Les organisations syndicales, à commencer par la CFDT Retraités et la CFTC, militent pour une refonte du mode de calcul de la pension. Retenir les meilleures années, plutôt que l’intégralité de la carrière, permettrait d’atténuer les conséquences des temps partiels et des arrêts. Le projet PLFSS 2026 introduit la prise en compte des 24 meilleures années pour les mères d’un enfant, mais ce principe mériterait d’être généralisé.

Pour avancer concrètement, plusieurs leviers sont à considérer :

  • Adapter la fiscalité : ajuster le barème de la CSG pour préserver les petites pensions, majoritairement attribuées à des femmes.
  • Encourager un meilleur partage des tâches familiales : promouvoir le partage des congés parentaux pour limiter l’impact sur la carrière féminine.
  • Faciliter l’accès à l’emploi : renforcer les dispositifs de formation et de retour à l’activité professionnelle.

L’OCDE et la Cour des comptes s’accordent : pour garantir un système de retraite juste et pérenne, la réduction des inégalités doit s’engager dès le début de la vie professionnelle.
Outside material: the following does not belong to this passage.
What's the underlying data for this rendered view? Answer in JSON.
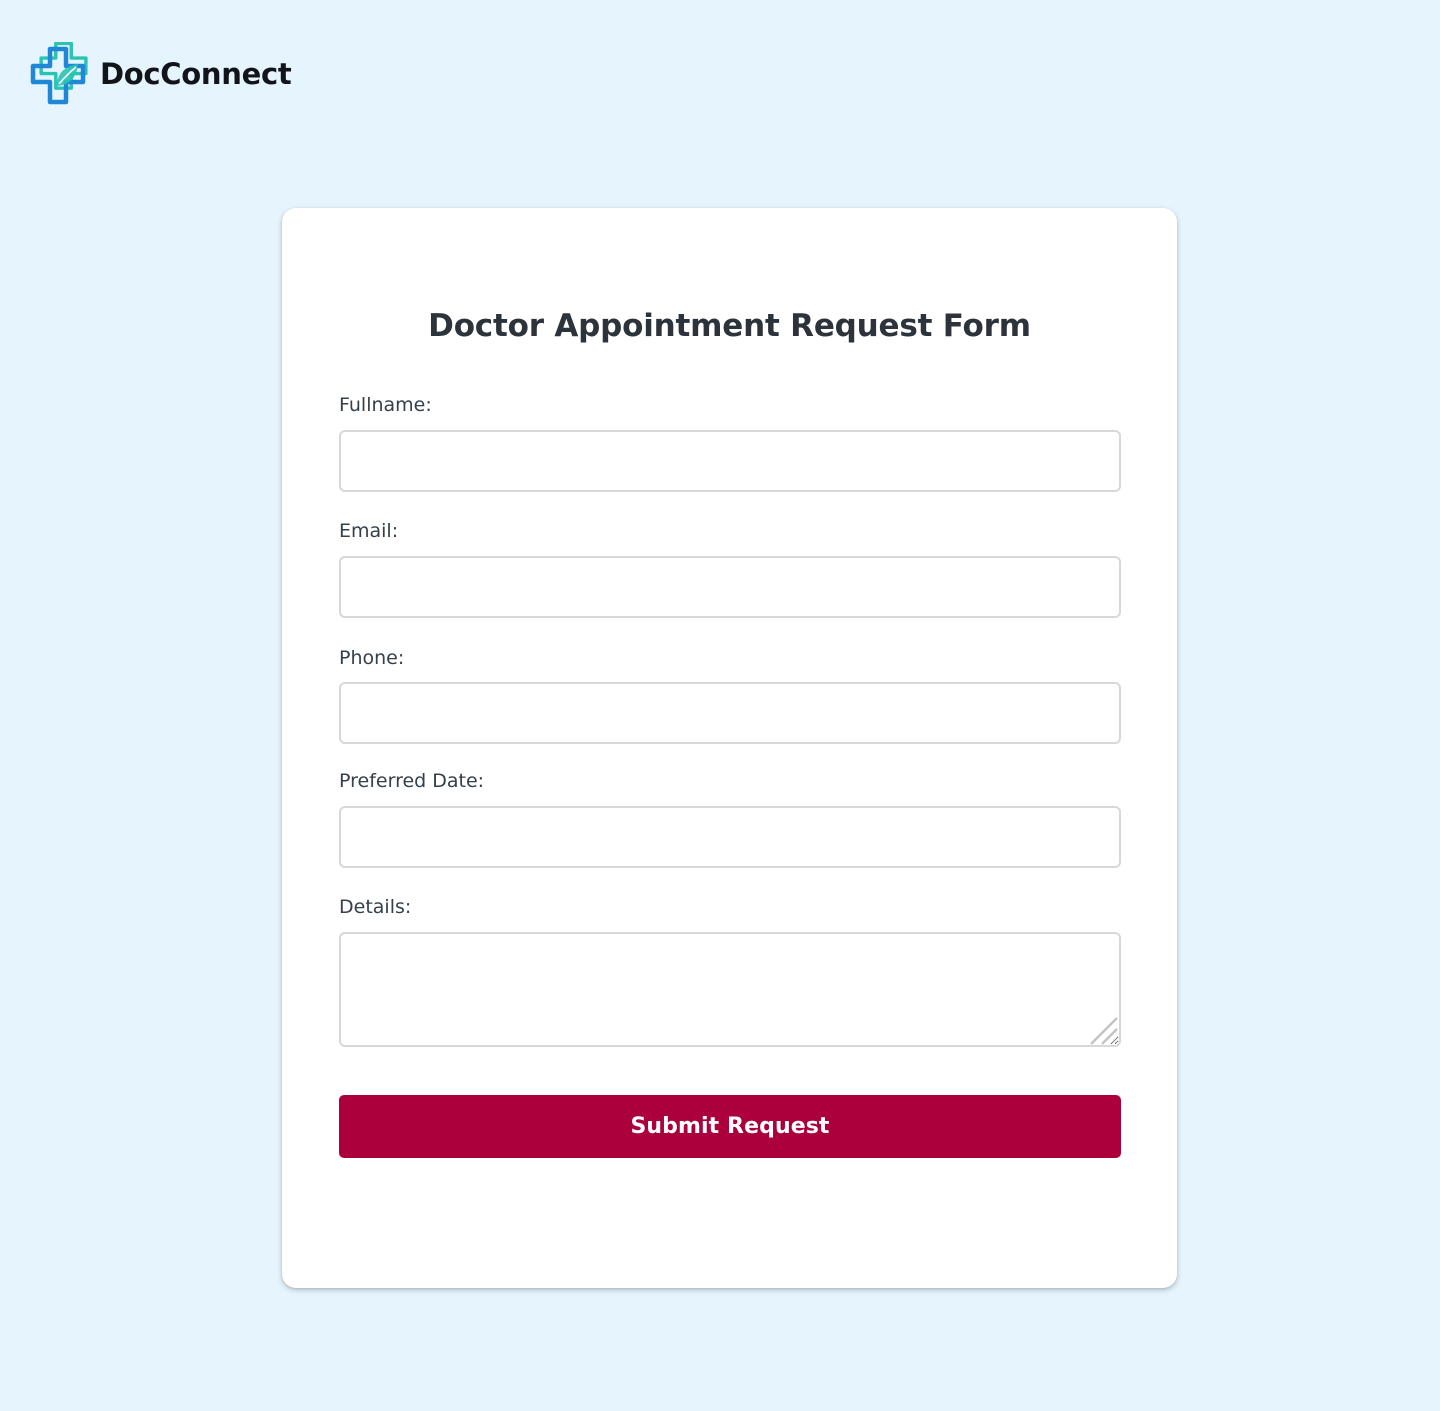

Tirer les leçons des réformes précédentes, c’est bâtir un filet de sécurité qui ne laisse plus les femmes de côté, du premier emploi jusqu’au dernier versement de pension.

Transformer l’équation des retraites pour les femmes, c’est refuser que la précarité devienne une fatalité à la fin de la carrière. Qui veut d’un système où les efforts d’une vie se soldent par des fins de mois impossibles ? Le chantier reste ouvert, et il ne peut plus attendre.